My face burned. I gripped the skimmer net tighter, knuckles white. The summer heat was already climbing toward ninety-five, and the humidity made everything feel heavier—especially the weight of my mother's voice in my head: *We need this money, mijo. Don't mess this up.*
I'd taken the job at Miller Pool Services to help out after my dad lost his warehouse position. But Jason, the owner's son, had made it clear from day one that I didn't belong. He called me Cable. He "accidentally" splashed me with dirty pool water. He "forgot" to count me when ordering lunch.
Today was different though.
His dad's truck had broken down, leaving us stranded at the rich client's house with a pool that looked like something from a magazine. Perfect turquoise water. Waterfalls. A slide that curled like a ribbon.
Jason pulled out his phone, face falling. "No signal. My mom's gonna kill me, I was supposed to—"
"Let her know you're alive when we get back," I said, already setting up the vacuum. "Let's just get this done."
An hour later, we were still working in silence. My arms ached, but there was something peaceful about the rhythm of it. The water lapping against the tiles. The smell of chlorine and cut grass. For a moment, I forgot about Jason being a jerk.
Then he spoke, voice quiet. "She's been sick since April. My mom."
I stopped vacuuming. "What?"
"Chemo." He stared at the water. "She forgets stuff. That's why she keeps calling. To make sure I'm okay."
The weight of his words hit me like a wave. All summer, I'd thought Jason was just some rich kid flexing power. But he was scared.
"My dad's been unemployed since March," I said, the words spilling out before I could stop them. "We're probably gonna lose the house. The cable? That's just... it's just one more thing."
Jason looked at me, really looked at me, for the first time all summer.

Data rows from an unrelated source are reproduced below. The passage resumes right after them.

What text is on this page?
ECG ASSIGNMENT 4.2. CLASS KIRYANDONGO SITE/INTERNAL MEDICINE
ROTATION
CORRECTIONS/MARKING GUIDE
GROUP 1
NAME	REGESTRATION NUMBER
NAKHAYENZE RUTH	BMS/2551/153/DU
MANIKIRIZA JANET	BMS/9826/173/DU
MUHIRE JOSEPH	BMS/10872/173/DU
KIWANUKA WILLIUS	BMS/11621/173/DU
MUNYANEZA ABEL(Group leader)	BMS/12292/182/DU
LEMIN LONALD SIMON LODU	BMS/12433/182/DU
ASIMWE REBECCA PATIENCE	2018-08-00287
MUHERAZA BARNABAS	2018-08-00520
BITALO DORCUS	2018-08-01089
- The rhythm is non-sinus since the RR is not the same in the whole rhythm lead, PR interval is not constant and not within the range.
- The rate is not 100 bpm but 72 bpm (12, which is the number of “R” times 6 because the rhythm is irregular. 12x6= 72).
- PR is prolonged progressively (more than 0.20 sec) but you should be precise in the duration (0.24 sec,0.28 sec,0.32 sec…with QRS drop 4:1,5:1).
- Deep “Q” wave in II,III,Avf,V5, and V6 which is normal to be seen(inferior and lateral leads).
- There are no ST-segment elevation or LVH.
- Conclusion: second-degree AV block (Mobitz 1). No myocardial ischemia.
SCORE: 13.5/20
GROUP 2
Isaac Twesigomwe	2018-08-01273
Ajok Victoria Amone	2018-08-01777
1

"We could've been cool," he said, almost to himself.
"Yeah," I agreed. "We could've."
We finished the job in companionable silence after that. Two guys barely holding it together, cleaning someone else's pool while our lives fell apart on land. But something had shifted—small as a ripple, real as the burning in my arms.
"Same time tomorrow?" he asked as we loaded the truck.
"Yeah," I said. "Same time tomorrow."
And for the first time all summer, I didn't hate the name Cable quite as much.